Tyler: Well, I hope you’ve gotten a sense that I’m pretty passionate about this idea of storytelling and visual information and connecting with people in personal ways. I will actually first admit I’m actually an engineer by trade. I graduated from an engineering program. I started my career as a software developer. Over many years, I ended up having much more affinity for communicating the value of technology and things like that and really migrated more into product marketing from actually being a real engineer.
Over the years, I just kept migrating over to that area of marketing, which is the creative aspects and being able to create stories, to tell stories that help find that sweet spot, that intersection between the customer, the market and your product and technology, such that you can hit them with both a rational and emotional response all at once and create those “wow” moments. That stuff really gets me going when we do those things that hit that sweet spot and you have those “wow” moments with people, and you really connect with them.

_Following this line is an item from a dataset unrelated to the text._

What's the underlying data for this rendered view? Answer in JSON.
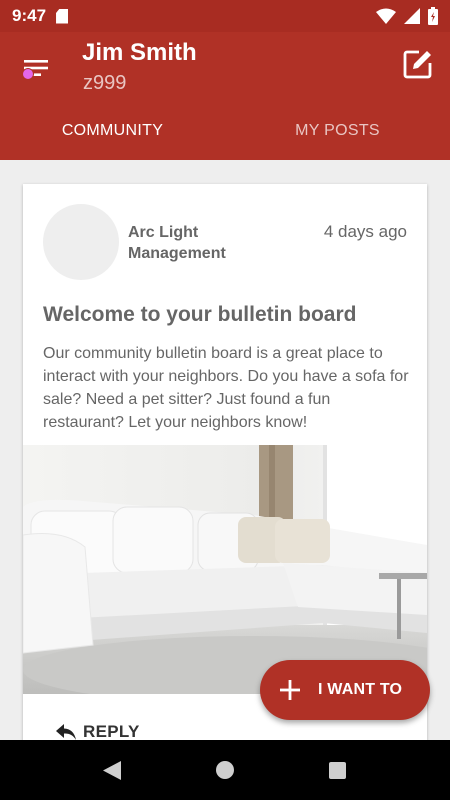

That’s what I love the most about being a marketer today.
Renee: Gosh, I love that answer. As a marketer of technology products, humanizing them and making them feel attainable is such a great skill to have. Yeah. Wow.
Well, thank you so much, Tyler, for being on the podcast. If anyone would love to, and I would encourage you to go look at Vidyard because they are doing some really, really cool things at vidyard.com. Tyler has, also, provided us some helpful links, case studies and 4 Video Marketing Best Practices, tips in generating more leads from video. We will include those in the show notes.
Thanks again, Tyler. Thanks so much.
Tyler: Okay. Thank you for having me. Thank you, everyone.